Most energy drinks typically contain large amounts of caffeine, sugar, vitamins, as well as stimulants such as guarana, a plant that grows in the Amazon, or taurine, an amino acid that’s naturally found in meat and fish. The FDA regulates most food products to ensure they’re safe for human consumption. Coffee and soda, for instance, can’t be too high in caffeine, lest they cause heart problems. 

man drinking an energy drink 
There is still a lot researchers and clinicians don't know about energy drinks. Photo by Nathan Dumlao/Unsplash.

But most energy drink makers have found a loophole whereby they classify their products as food supplements. And while the FDA regulates dietary supplements and ingredients, it does so under a different set of regulations than those that cover conventional foods, leaving manufacturers able to put as much caffeine in them as they want.

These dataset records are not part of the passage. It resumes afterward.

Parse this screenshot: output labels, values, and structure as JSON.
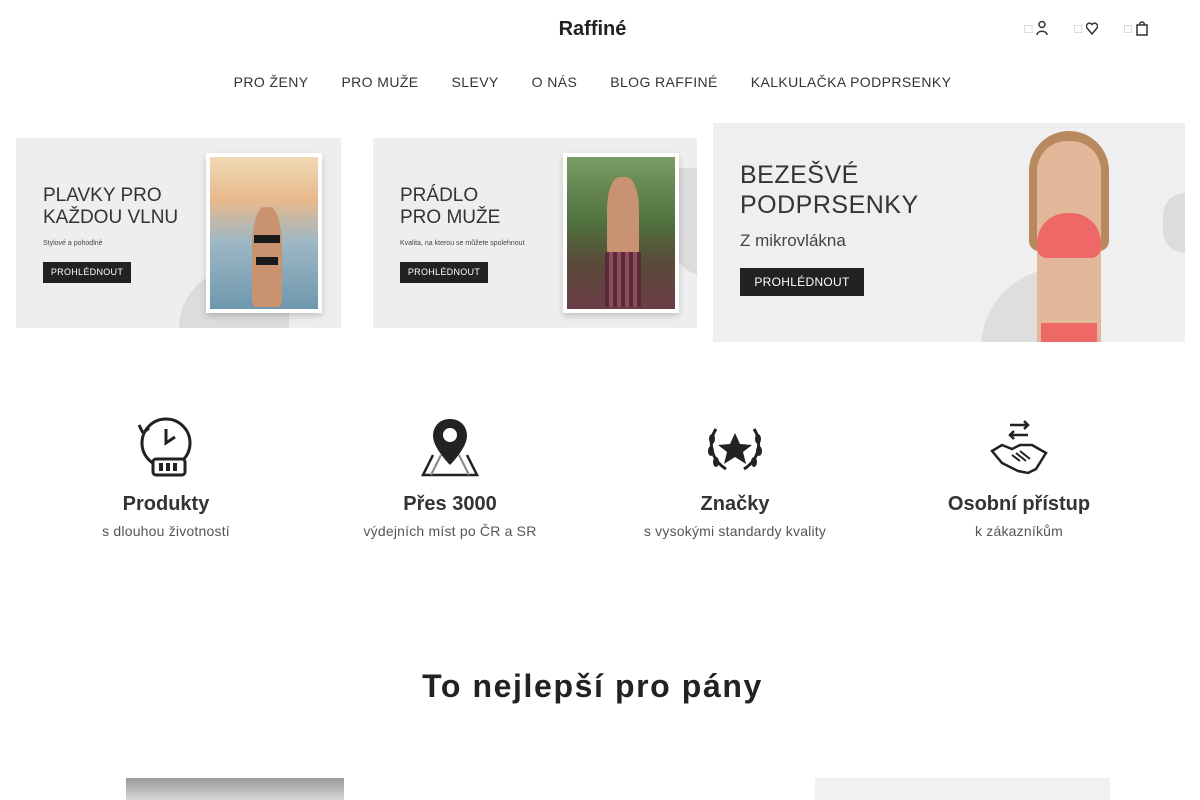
{
  "brand": "Raffiné",
  "header_icons": [
    "account-icon",
    "wishlist-icon",
    "cart-icon"
  ],
  "nav": [
    "PRO ŽENY",
    "PRO MUŽE",
    "SLEVY",
    "O NÁS",
    "BLOG RAFFINÉ",
    "KALKULAČKA PODPRSENKY"
  ],
  "banners": [
    {
      "title": "PLAVKY PRO\nKAŽDOU VLNU",
      "subtitle": "Stylové a pohodlné",
      "button": "PROHLÉDNOUT"
    },
    {
      "title": "PRÁDLO\nPRO MUŽE",
      "subtitle": "Kvalita, na kterou se můžete spolehnout",
      "button": "PROHLÉDNOUT"
    },
    {
      "title": "BEZEŠVÉ\nPODPRSENKY",
      "subtitle": "Z mikrovlákna",
      "button": "PROHLÉDNOUT"
    }
  ],
  "features": [
    {
      "icon": "durability-clock-icon",
      "title": "Produkty",
      "subtitle": "s dlouhou životností"
    },
    {
      "icon": "location-pin-icon",
      "title": "Přes 3000",
      "subtitle": "výdejních míst po ČR a SR"
    },
    {
      "icon": "laurel-star-icon",
      "title": "Značky",
      "subtitle": "s vysokými standardy kvality"
    },
    {
      "icon": "handshake-icon",
      "title": "Osobní přístup",
      "subtitle": "k zákazníkům"
    }
  ],
  "section_title": "To nejlepší pro pány",
  "colors": {
    "text": "#222222",
    "button": "#222222",
    "banner_bg": "#eeeeee"
  }
}
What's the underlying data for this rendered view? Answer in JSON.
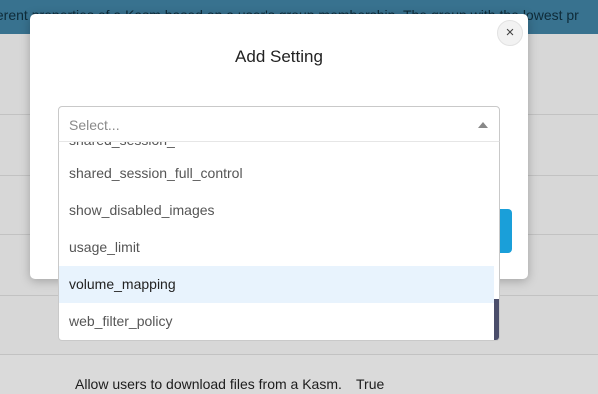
{
  "background": {
    "banner_text": "ferent properties of a Kasm based on a user's group membership. The group with the lowest pr",
    "bottom_row": {
      "description": "Allow users to download files from a Kasm.",
      "value": "True"
    }
  },
  "modal": {
    "title": "Add Setting",
    "close_label": "×",
    "select": {
      "placeholder": "Select...",
      "options": [
        "shared_session_full_control",
        "show_disabled_images",
        "usage_limit",
        "volume_mapping",
        "web_filter_policy"
      ],
      "focused_option": "volume_mapping"
    }
  },
  "colors": {
    "banner": "#3f7fa0",
    "save_button": "#1a9fd9",
    "focused_option_bg": "#e8f3fd",
    "scroll_thumb": "#4a4d6a"
  }
}
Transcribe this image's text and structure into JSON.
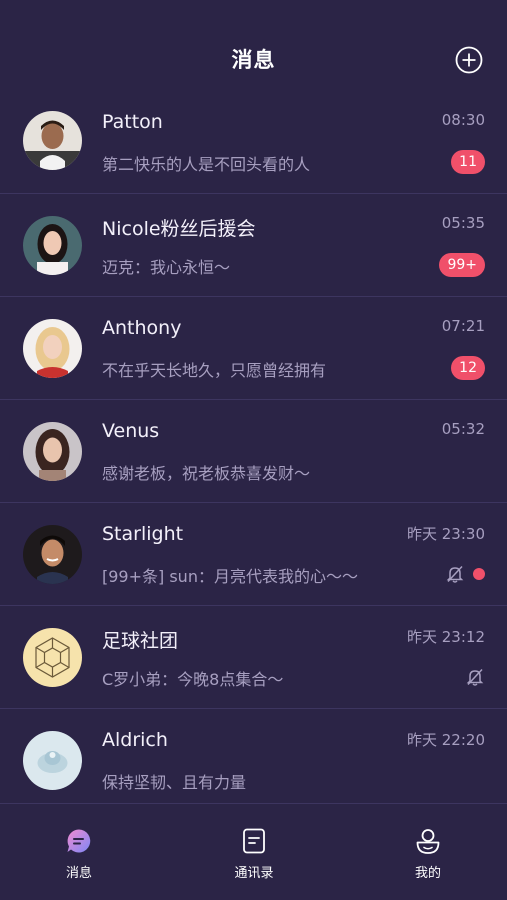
{
  "header": {
    "title": "消息",
    "add_icon": "plus-circle-icon"
  },
  "conversations": [
    {
      "name": "Patton",
      "preview": "第二快乐的人是不回头看的人",
      "time": "08:30",
      "badge": "11"
    },
    {
      "name": "Nicole粉丝后援会",
      "preview": "迈克：我心永恒～",
      "time": "05:35",
      "badge": "99+"
    },
    {
      "name": "Anthony",
      "preview": "不在乎天长地久，只愿曾经拥有",
      "time": "07:21",
      "badge": "12"
    },
    {
      "name": "Venus",
      "preview": "感谢老板，祝老板恭喜发财～",
      "time": "05:32"
    },
    {
      "name": "Starlight",
      "preview": "[99+条] sun：月亮代表我的心～～",
      "time": "昨天 23:30",
      "muted": true,
      "unread_dot": true
    },
    {
      "name": "足球社团",
      "preview": "C罗小弟：今晚8点集合～",
      "time": "昨天 23:12",
      "muted": true
    },
    {
      "name": "Aldrich",
      "preview": "保持坚韧、且有力量",
      "time": "昨天 22:20"
    }
  ],
  "tabs": [
    {
      "label": "消息",
      "icon": "chat-bubble-icon",
      "active": true
    },
    {
      "label": "通讯录",
      "icon": "contacts-book-icon"
    },
    {
      "label": "我的",
      "icon": "profile-icon"
    }
  ],
  "colors": {
    "background": "#2b2446",
    "badge": "#f0506a",
    "muted_text": "#a79fc0",
    "divider": "#3d3560"
  }
}
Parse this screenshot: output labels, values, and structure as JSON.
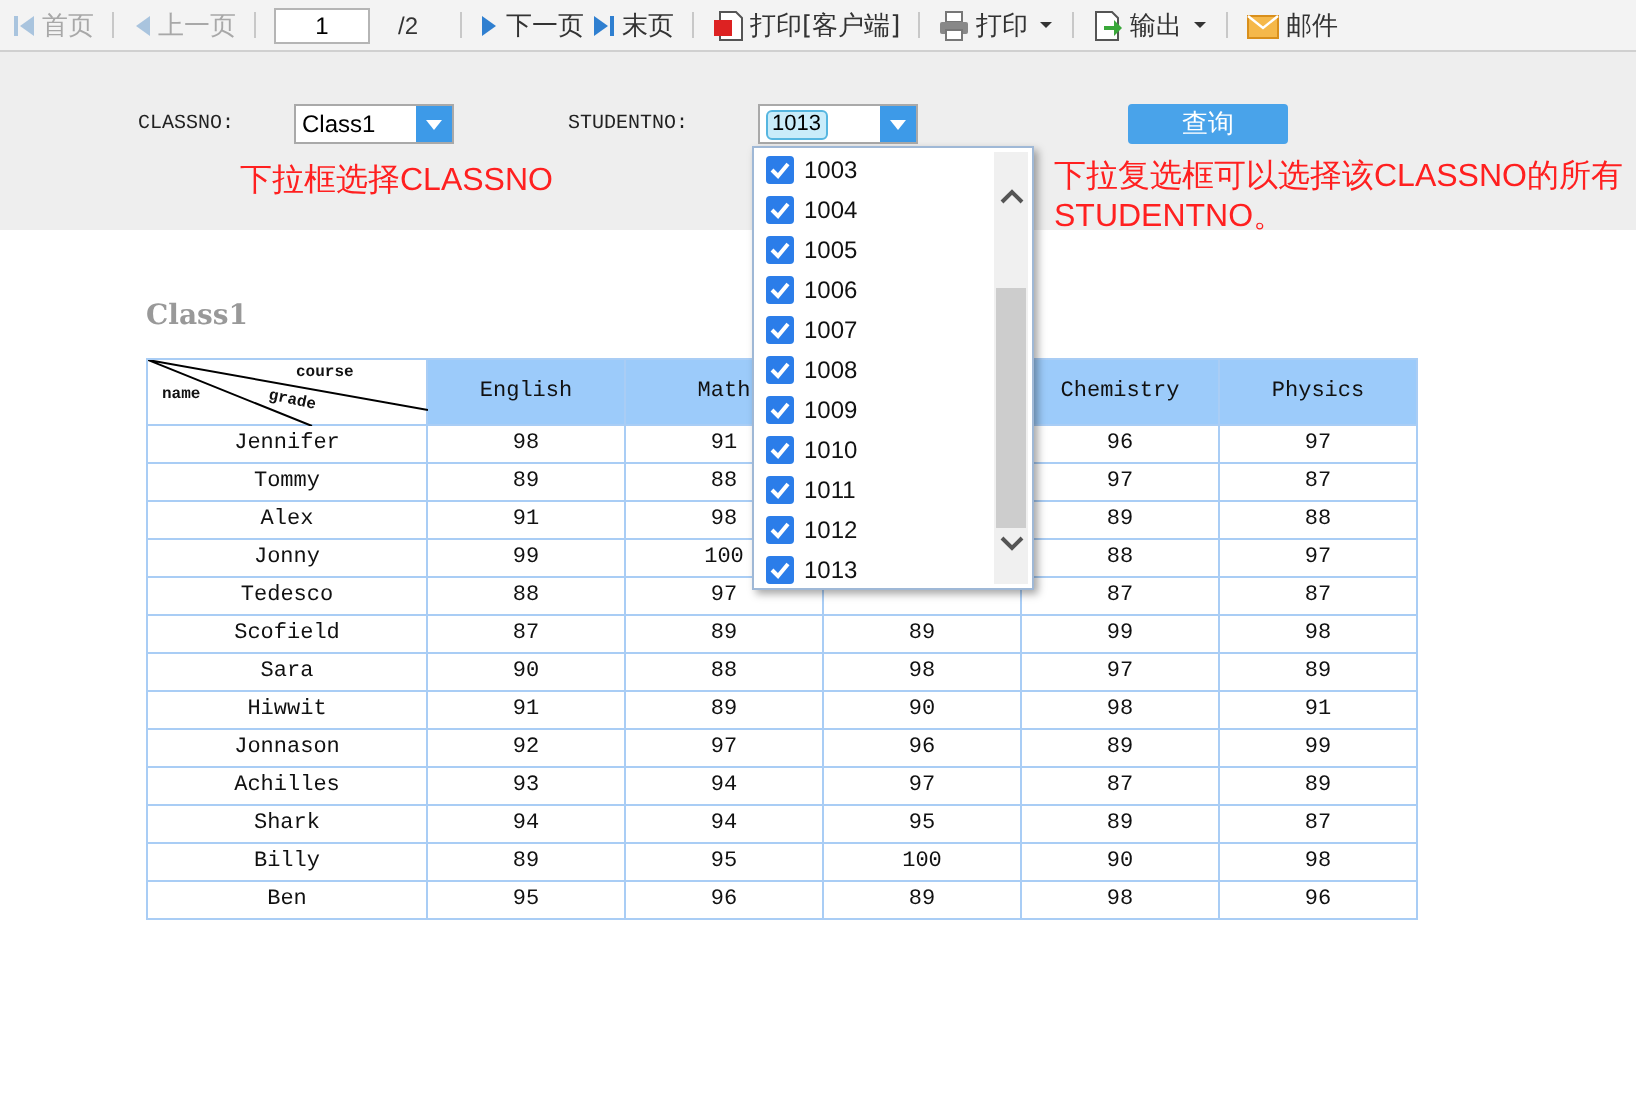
{
  "toolbar": {
    "items": [
      {
        "kind": "first",
        "label": "首页",
        "disabled": true
      },
      {
        "kind": "prev",
        "label": "上一页",
        "disabled": true
      },
      {
        "kind": "page-input",
        "value": "1"
      },
      {
        "kind": "page-count",
        "label": "/2"
      },
      {
        "kind": "next",
        "label": "下一页",
        "disabled": false
      },
      {
        "kind": "last",
        "label": "末页",
        "disabled": false
      },
      {
        "kind": "print-client",
        "label": "打印[客户端]",
        "disabled": false
      },
      {
        "kind": "print",
        "label": "打印",
        "disabled": false,
        "has_menu": true
      },
      {
        "kind": "export",
        "label": "输出",
        "disabled": false,
        "has_menu": true
      },
      {
        "kind": "mail",
        "label": "邮件",
        "disabled": false
      }
    ]
  },
  "filters": {
    "classno": {
      "label": "CLASSNO:",
      "value": "Class1"
    },
    "studentno": {
      "label": "STUDENTNO:",
      "tags": [
        "1013"
      ]
    },
    "query_button": "查询"
  },
  "notes": [
    "下拉框选择CLASSNO",
    "下拉复选框可以选择该CLASSNO的所有STUDENTNO。"
  ],
  "student_dropdown": {
    "options": [
      {
        "label": "1003",
        "checked": true
      },
      {
        "label": "1004",
        "checked": true
      },
      {
        "label": "1005",
        "checked": true
      },
      {
        "label": "1006",
        "checked": true
      },
      {
        "label": "1007",
        "checked": true
      },
      {
        "label": "1008",
        "checked": true
      },
      {
        "label": "1009",
        "checked": true
      },
      {
        "label": "1010",
        "checked": true
      },
      {
        "label": "1011",
        "checked": true
      },
      {
        "label": "1012",
        "checked": true
      },
      {
        "label": "1013",
        "checked": true
      }
    ]
  },
  "report": {
    "title": "Class1",
    "corner": {
      "top": "course",
      "middle": "grade",
      "left": "name"
    },
    "columns": {
      "english": "English",
      "math": "Math",
      "chemistry": "Chemistry",
      "physics": "Physics"
    },
    "rows": [
      {
        "name": "Jennifer",
        "english": "98",
        "math": "91",
        "chemistry": "96",
        "physics": "97"
      },
      {
        "name": "Tommy",
        "english": "89",
        "math": "88",
        "chemistry": "97",
        "physics": "87"
      },
      {
        "name": "Alex",
        "english": "91",
        "math": "98",
        "chemistry": "89",
        "physics": "88"
      },
      {
        "name": "Jonny",
        "english": "99",
        "math": "100",
        "chemistry": "88",
        "physics": "97"
      },
      {
        "name": "Tedesco",
        "english": "88",
        "math": "97",
        "chemistry": "87",
        "physics": "87"
      },
      {
        "name": "Scofield",
        "english": "87",
        "math": "89",
        "column_3": "89",
        "chemistry": "99",
        "physics": "98"
      },
      {
        "name": "Sara",
        "english": "90",
        "math": "88",
        "column_3": "98",
        "chemistry": "97",
        "physics": "89"
      },
      {
        "name": "Hiwwit",
        "english": "91",
        "math": "89",
        "column_3": "90",
        "chemistry": "98",
        "physics": "91"
      },
      {
        "name": "Jonnason",
        "english": "92",
        "math": "97",
        "column_3": "96",
        "chemistry": "89",
        "physics": "99"
      },
      {
        "name": "Achilles",
        "english": "93",
        "math": "94",
        "column_3": "97",
        "chemistry": "87",
        "physics": "89"
      },
      {
        "name": "Shark",
        "english": "94",
        "math": "94",
        "column_3": "95",
        "chemistry": "89",
        "physics": "87"
      },
      {
        "name": "Billy",
        "english": "89",
        "math": "95",
        "column_3": "100",
        "chemistry": "90",
        "physics": "98"
      },
      {
        "name": "Ben",
        "english": "95",
        "math": "96",
        "column_3": "89",
        "chemistry": "98",
        "physics": "96"
      }
    ]
  }
}
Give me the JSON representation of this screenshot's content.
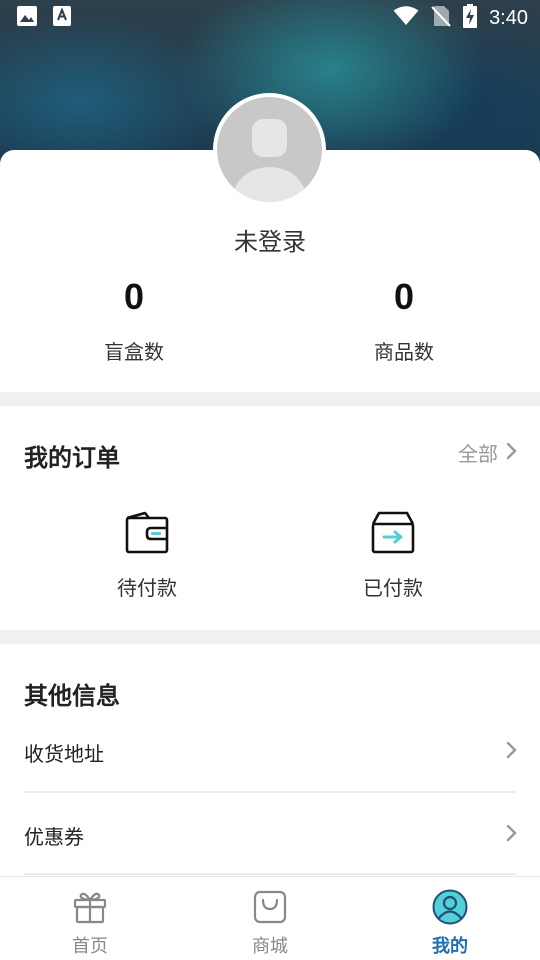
{
  "status_bar": {
    "time": "3:40",
    "icons": [
      "image-icon",
      "text-a-icon",
      "wifi-icon",
      "no-sim-icon",
      "battery-charging-icon"
    ]
  },
  "profile": {
    "nickname": "未登录",
    "stats": [
      {
        "value": "0",
        "label": "盲盒数"
      },
      {
        "value": "0",
        "label": "商品数"
      }
    ]
  },
  "orders": {
    "title": "我的订单",
    "all_label": "全部",
    "items": [
      {
        "label": "待付款",
        "icon": "wallet-icon"
      },
      {
        "label": "已付款",
        "icon": "box-arrow-icon"
      }
    ]
  },
  "other": {
    "title": "其他信息",
    "rows": [
      {
        "label": "收货地址"
      },
      {
        "label": "优惠券"
      }
    ]
  },
  "tabbar": {
    "active": "我的",
    "tabs": [
      {
        "label": "首页",
        "icon": "gift-icon"
      },
      {
        "label": "商城",
        "icon": "shopping-bag-icon"
      },
      {
        "label": "我的",
        "icon": "user-circle-icon"
      }
    ]
  },
  "colors": {
    "accent": "#1f6fb2",
    "icon_teal": "#55cfd6",
    "muted": "#999999"
  }
}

They can even mix caffeine with other stimulants in such a way that could cause cardiovascular or nervous system problems.

“Most of the ingredients in energy drinks individually don’t cause harm but what we still don’t know is the synergistic effect of all those things,” Sodexo Wellness dietitian Debbie Petitpain said. “You make a cocktail out of all of them, and who knows?”

The World Health Organization has said that high consumption of energy drinks may pose a danger to public health and the American Academy of Pediatrics said children should not consume them.

“The general thought is they shouldn’t be consumed by kids, pregnant women or people with high blood pressure, heart disease or on prescription medications,” Petitpain said. “So, who’s left?” 

In spite of all this, the global energy drink market continues to grow. It was worth $39 billion in 2013 and is forecast to reach $61 billion by 2021. Petitpain believes a big reason for that success has to do with how they are promoted.

“They’ve been marketed as giving you an edge,” she said. “Not just athletes. For us at MUSC, it means a student who needs to stay up and study or the physician who’s going into the OR for the fourth time today. They have this halo about them that they’re going to enhance your performance. And who doesn’t want that?”

Petitpain said that even though this latest study wasn’t particularly large, it’s a step in the right direction. She thinks the reason more – and bigger – studies like this haven’t been conducted on energy drinks is because of the cost.

“Who’s going to pay for them? Red Bull?” she asked. “We are just cracking the door on studying these things. We need to do more research so we’re not all part of one big public health experiment.”